If we use Cstray = 3pF, 28 - 23 = 12pF - which is what is recommended in the datasheet. As of 4/10/2019 I am using 20pF based on Tisham's testing/recommendation. If 20 doesn't work, I'll try 12pF and move up from there. Challenges bring opportunities.
My Frankenstein Test
I soldered an atm90e26 and the corresponding caps and resistors to get SPI working from the first meter PCB to an itsy bitsy. I used Circuit Python and my Happyday_M90E26_SPI.py library to send SPI commands to the meter within the Mu editor.
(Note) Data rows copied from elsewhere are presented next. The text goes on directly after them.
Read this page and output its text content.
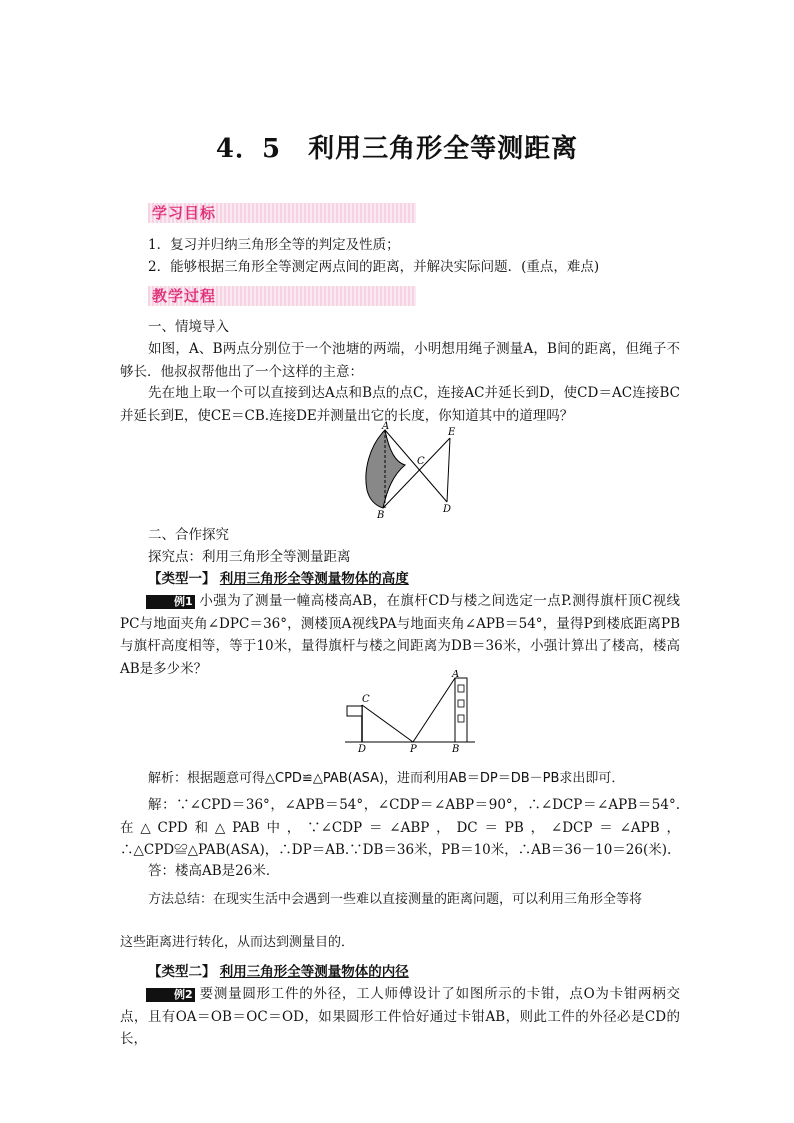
4．5　利用三角形全等测距离
学习目标
1．复习并归纳三角形全等的判定及性质；
2．能够根据三角形全等测定两点间的距离，并解决实际问题．(重点，难点)
教学过程
一、情境导入
如图，A、B两点分别位于一个池塘的两端，小明想用绳子测量A，B间的距离，但绳子不够长．他叔叔帮他出了一个这样的主意：
先在地上取一个可以直接到达A点和B点的点C，连接AC并延长到D，使CD＝AC连接BC并延长到E，使CE＝CB.连接DE并测量出它的长度，你知道其中的道理吗？
A
B
C
D
E
二、合作探究
探究点：利用三角形全等测量距离
【类型一】 利用三角形全等测量物体的高度
例1 小强为了测量一幢高楼高AB，在旗杆CD与楼之间选定一点P.测得旗杆顶C视线PC与地面夹角∠DPC＝36°，测楼顶A视线PA与地面夹角∠APB＝54°，量得P到楼底距离PB与旗杆高度相等，等于10米，量得旗杆与楼之间距离为DB＝36米，小强计算出了楼高，楼高AB是多少米？
C
D	P	B
A
解析：根据题意可得△CPD≌△PAB(ASA)，进而利用AB＝DP＝DB－PB求出即可．
解：∵∠CPD＝36°，∠APB＝54°，∠CDP＝∠ABP＝90°，∴∠DCP＝∠APB＝54°.在△CPD和△PAB中，∵∠CDP＝∠ABP，DC＝PB，∠DCP＝∠APB，∴△CPD≌△PAB(ASA)，∴DP＝AB.∵DB＝36米，PB＝10米，∴AB＝36－10＝26(米).
答：楼高AB是26米．
方法总结：在现实生活中会遇到一些难以直接测量的距离问题，可以利用三角形全等将
这些距离进行转化，从而达到测量目的．
【类型二】 利用三角形全等测量物体的内径
例2 要测量圆形工件的外径，工人师傅设计了如图所示的卡钳，点O为卡钳两柄交点，且有OA＝OB＝OC＝OD，如果圆形工件恰好通过卡钳AB，则此工件的外径必是CD的长，
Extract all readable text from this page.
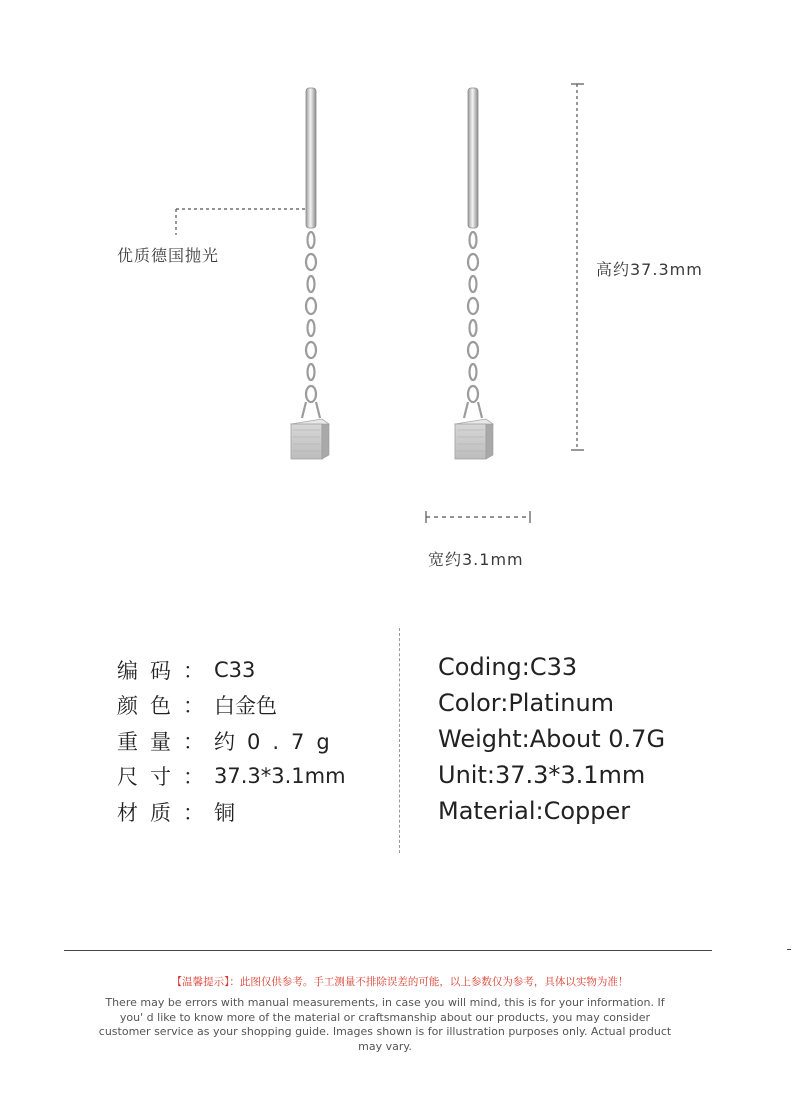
优质德国抛光
高约37.3mm
宽约3.1mm
编码 ： C33
颜色 ： 白金色
重量 ： 约0.7g
尺寸 ： 37.3*3.1mm
材质 ： 铜
Coding:C33
Color:Platinum
Weight:About 0.7G
Unit:37.3*3.1mm
Material:Copper
【温馨提示】：此图仅供参考。手工测量不排除误差的可能，以上参数仅为参考，具体以实物为准！
There may be errors with manual measurements, in case you will mind, this is for your information. If you' d like to know more of the material or craftsmanship about our products, you may consider customer service as your shopping guide. Images shown is for illustration purposes only. Actual product may vary.
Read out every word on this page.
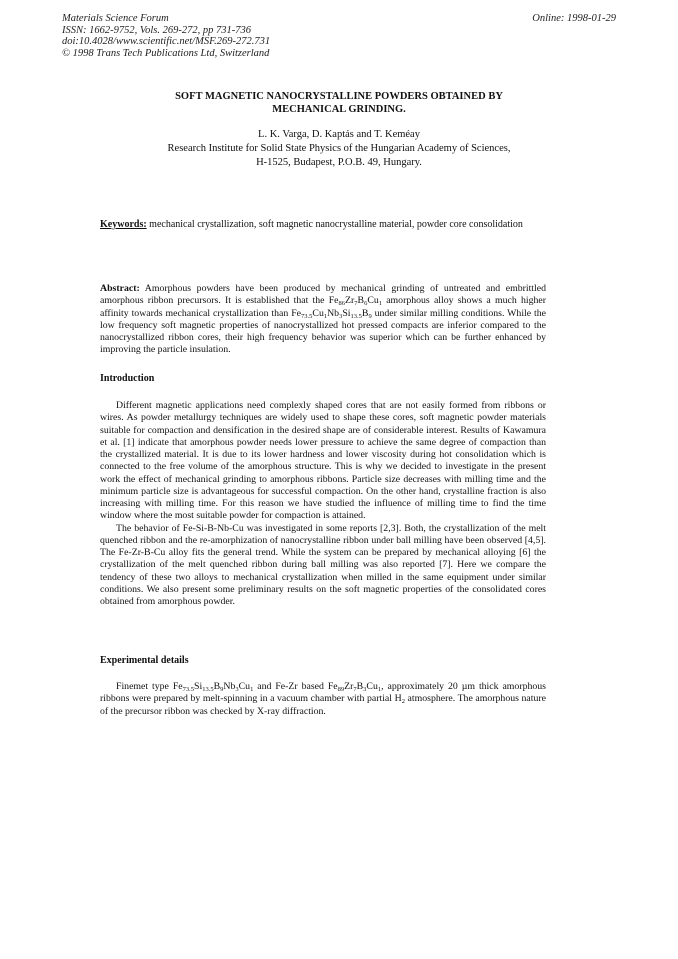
Materials Science Forum
ISSN: 1662-9752, Vols. 269-272, pp 731-736
doi:10.4028/www.scientific.net/MSF.269-272.731
© 1998 Trans Tech Publications Ltd, Switzerland
Online: 1998-01-29
SOFT MAGNETIC NANOCRYSTALLINE POWDERS OBTAINED BY
MECHANICAL GRINDING.
L. K. Varga, D. Kaptás and T. Keméay
Research Institute for Solid State Physics of the Hungarian Academy of Sciences,
H-1525, Budapest, P.O.B. 49, Hungary.
Keywords: mechanical crystallization, soft magnetic nanocrystalline material, powder core consolidation

Abstract: Amorphous powders have been produced by mechanical grinding of untreated and embrittled amorphous ribbon precursors. It is established that the $Fe_{86}Zr_7B_6Cu_1$ amorphous alloy shows a much higher affinity towards mechanical crystallization than $Fe_{73.5}Cu_1Nb_3Si_{13.5}B_9$ under similar milling conditions. While the low frequency soft magnetic properties of nanocrystallized hot pressed compacts are inferior compared to the nanocrystallized ribbon cores, their high frequency behavior was superior which can be further enhanced by improving the particle insulation.

Introduction

Different magnetic applications need complexly shaped cores that are not easily formed from ribbons or wires. As powder metallurgy techniques are widely used to shape these cores, soft magnetic powder materials suitable for compaction and densification in the desired shape are of considerable interest. Results of Kawamura et al. [1] indicate that amorphous powder needs lower pressure to achieve the same degree of compaction than the crystallized material. It is due to its lower hardness and lower viscosity during hot consolidation which is connected to the free volume of the amorphous structure. This is why we decided to investigate in the present work the effect of mechanical grinding to amorphous ribbons. Particle size decreases with milling time and the minimum particle size is advantageous for successful compaction. On the other hand, crystalline fraction is also increasing with milling time. For this reason we have studied the influence of milling time to find the time window where the most suitable powder for compaction is attained.

The behavior of Fe-Si-B-Nb-Cu was investigated in some reports [2,3]. Both, the crystallization of the melt quenched ribbon and the re-amorphization of nanocrystalline ribbon under ball milling have been observed [4,5]. The Fe-Zr-B-Cu alloy fits the general trend. While the system can be prepared by mechanical alloying [6] the crystallization of the melt quenched ribbon during ball milling was also reported [7]. Here we compare the tendency of these two alloys to mechanical crystallization when milled in the same equipment under similar conditions. We also present some preliminary results on the soft magnetic properties of the consolidated cores obtained from amorphous powder.

Experimental details

Finemet type $Fe_{73.5}Si_{13.5}B_9Nb_3Cu_1$ and Fe-Zr based $Fe_{89}Zr_7B_3Cu_1$, approximately 20 µm thick amorphous ribbons were prepared by melt-spinning in a vacuum chamber with partial $H_2$ atmosphere. The amorphous nature of the precursor ribbon was checked by X-ray diffraction.
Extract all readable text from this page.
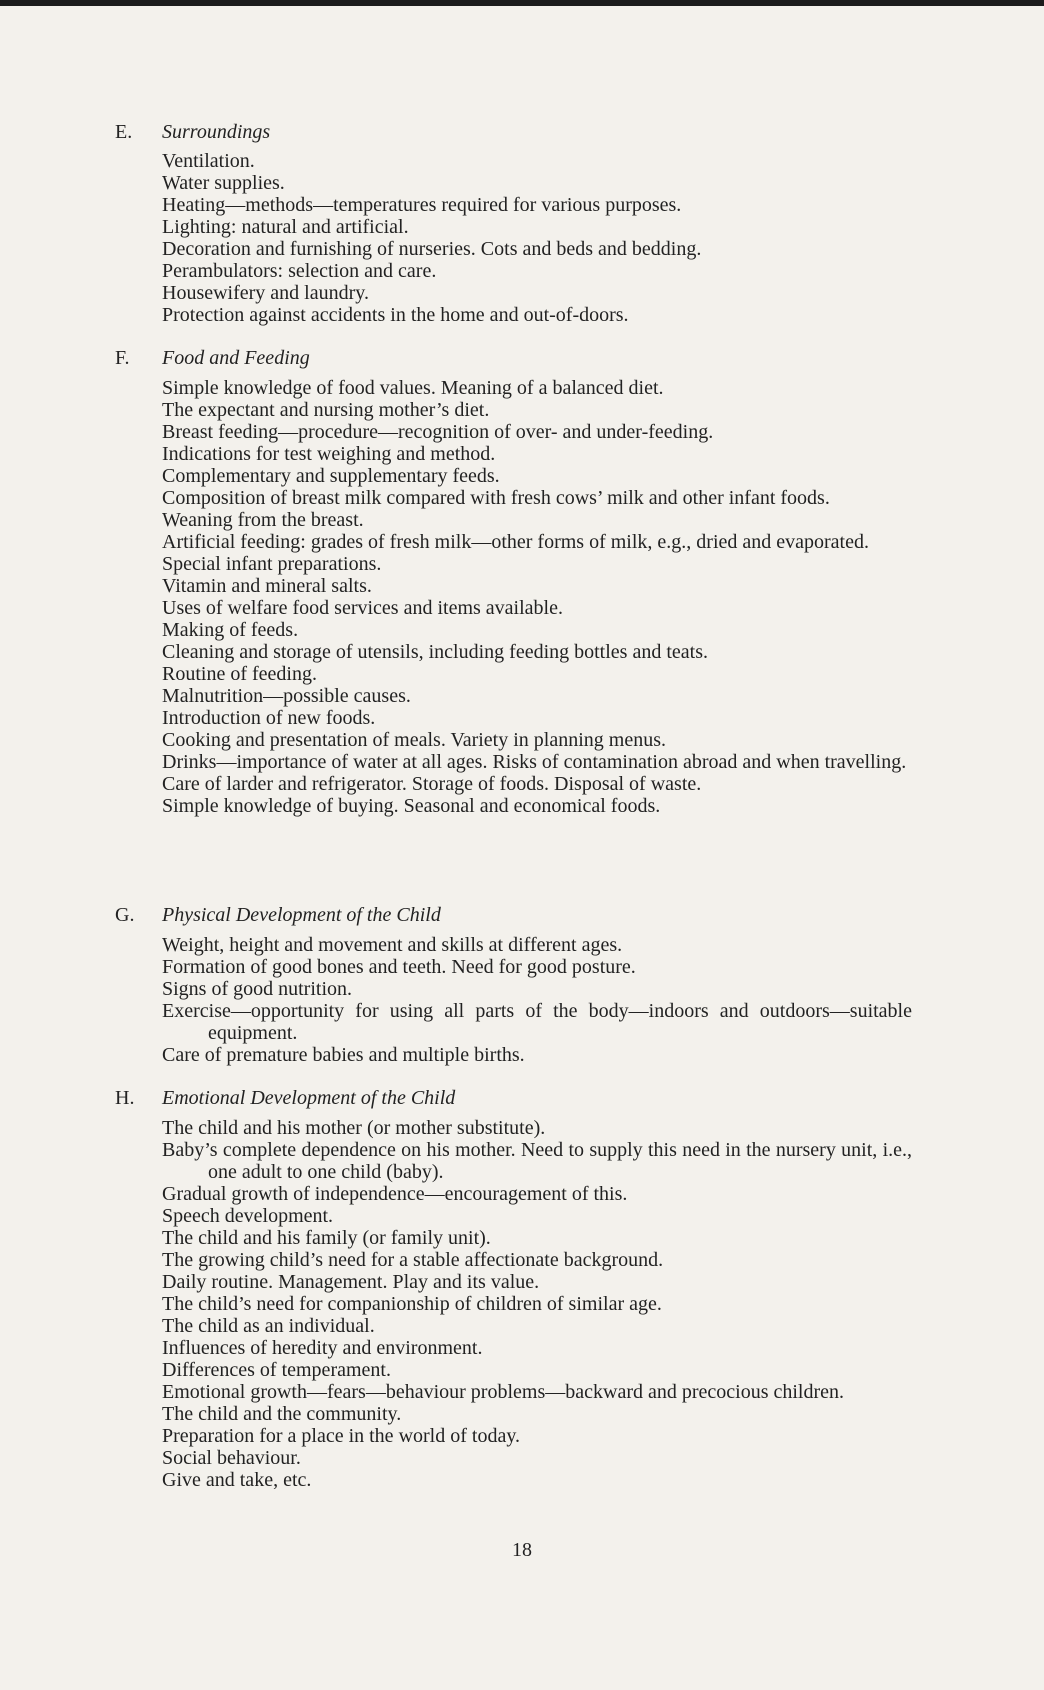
E. Surroundings
Ventilation.
Water supplies.
Heating—methods—temperatures required for various purposes.
Lighting: natural and artificial.
Decoration and furnishing of nurseries. Cots and beds and bedding.
Perambulators: selection and care.
Housewifery and laundry.
Protection against accidents in the home and out-of-doors.
F. Food and Feeding
Simple knowledge of food values. Meaning of a balanced diet.
The expectant and nursing mother’s diet.
Breast feeding—procedure—recognition of over- and under-feeding.
Indications for test weighing and method.
Complementary and supplementary feeds.
Composition of breast milk compared with fresh cows’ milk and other infant foods.
Weaning from the breast.
Artificial feeding: grades of fresh milk—other forms of milk, e.g., dried and evaporated.
Special infant preparations.
Vitamin and mineral salts.
Uses of welfare food services and items available.
Making of feeds.
Cleaning and storage of utensils, including feeding bottles and teats.
Routine of feeding.
Malnutrition—possible causes.
Introduction of new foods.
Cooking and presentation of meals. Variety in planning menus.
Drinks—importance of water at all ages. Risks of contamination abroad and when travelling.
Care of larder and refrigerator. Storage of foods. Disposal of waste.
Simple knowledge of buying. Seasonal and economical foods.
G. Physical Development of the Child
Weight, height and movement and skills at different ages.
Formation of good bones and teeth. Need for good posture.
Signs of good nutrition.
Exercise—opportunity for using all parts of the body—indoors and outdoors—suitable equipment.
Care of premature babies and multiple births.
H. Emotional Development of the Child
The child and his mother (or mother substitute).
Baby’s complete dependence on his mother. Need to supply this need in the nursery unit, i.e., one adult to one child (baby).
Gradual growth of independence—encouragement of this.
Speech development.
The child and his family (or family unit).
The growing child’s need for a stable affectionate background.
Daily routine. Management. Play and its value.
The child’s need for companionship of children of similar age.
The child as an individual.
Influences of heredity and environment.
Differences of temperament.
Emotional growth—fears—behaviour problems—backward and precocious children.
The child and the community.
Preparation for a place in the world of today.
Social behaviour.
Give and take, etc.
18
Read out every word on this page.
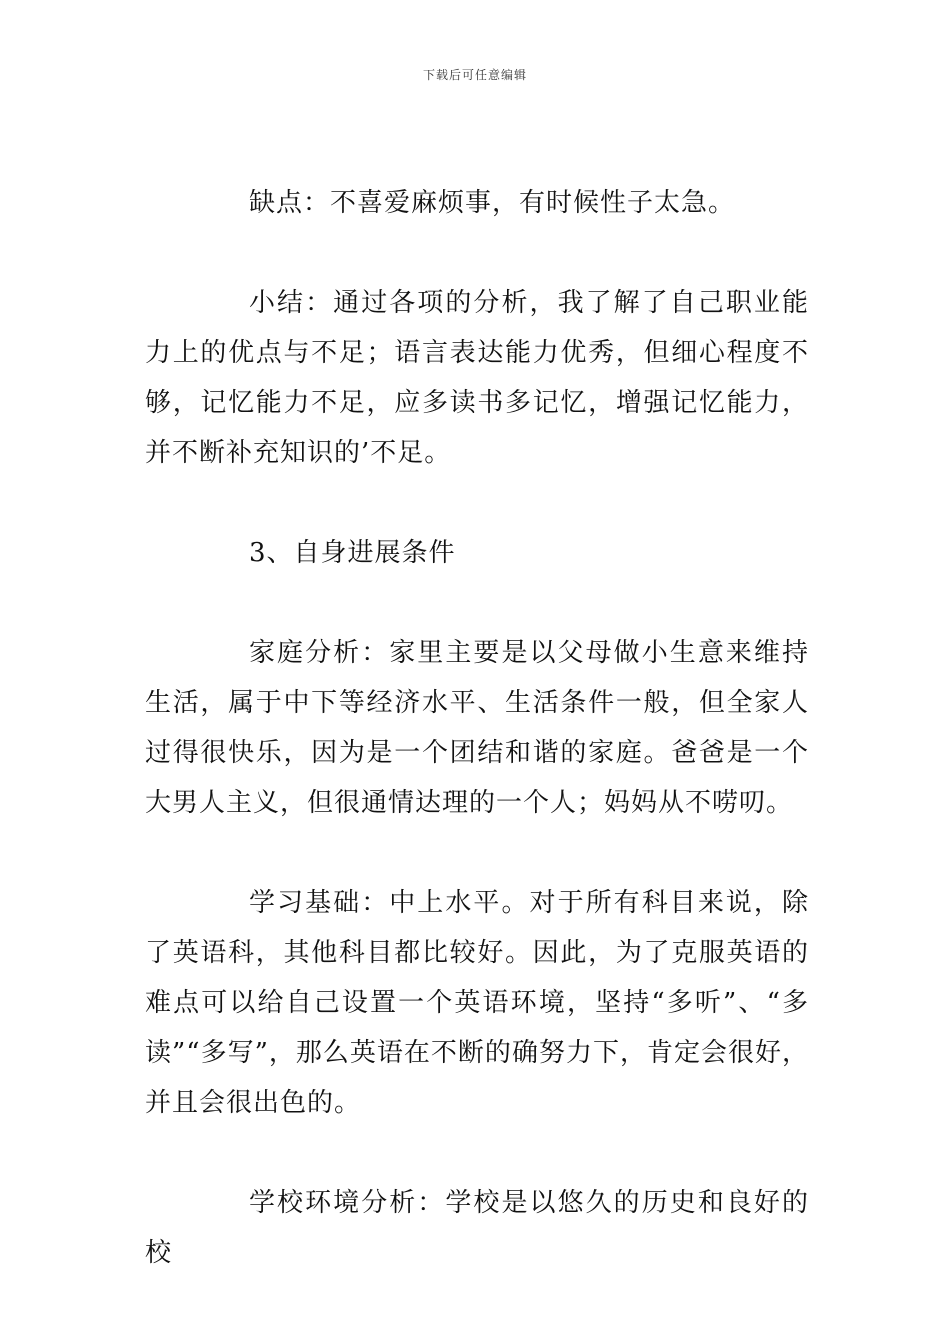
下载后可任意编辑

缺点：不喜爱麻烦事，有时候性子太急。

小结：通过各项的分析，我了解了自己职业能力上的优点与不足；语言表达能力优秀，但细心程度不够，记忆能力不足，应多读书多记忆，增强记忆能力，并不断补充知识的’不足。

3、自身进展条件

家庭分析：家里主要是以父母做小生意来维持生活，属于中下等经济水平、生活条件一般，但全家人过得很快乐，因为是一个团结和谐的家庭。爸爸是一个大男人主义，但很通情达理的一个人；妈妈从不唠叨。

学习基础：中上水平。对于所有科目来说，除了英语科，其他科目都比较好。因此，为了克服英语的难点可以给自己设置一个英语环境，坚持“多听”、“多读”“多写”，那么英语在不断的确努力下，肯定会很好，并且会很出色的。

学校环境分析：学校是以悠久的历史和良好的校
Sending request to read the System Status:
MOSI: 0x81; MISO: 0xFF
Value returned my atm90e26:
MOSI: 0x00; MISO: 0x00 MOSI: 0x00; MISO: 0x02
OOH! Isn't that GREAT? System status = 2. It is what I expected based on results I have gotten in the past.
Sending request to read the meter status:
MOSI: 0xC6; MISO: 0xFF
MOSI: 0x00; MISO: 0xC8 MOSI: 0x00; MISO: 0x02
Meter status = 0xC802. I expected 0xC801.
The Meter Status (46H) register notes that bits 1 - 0 when fixed L line (which I thought I had i.e.: MMD1 = 0, MMD0 = 1) should be 01. But the reading of 2 indicates MMD1 = 1 and MMD0 = 0. Which is L+N mode. AHA! I have this backword on the schematic. So the meter status reading is correct given the current meter setting. Currently, MMD1 is connected to +3.3V and MMD0 is connected to GND.
ARGH. The datasheet in the pin description led me to believe the MMD0 and 1 settings were reverse. Then the description of the 46H register has it the reverse! Well isn't that special!
There are two connectors:
- The male end of the PCI-E. This is just a footprint on the PCB.
- The PCB - PCB right angle 10 pin connector that connects the meter PCB to the uPCB.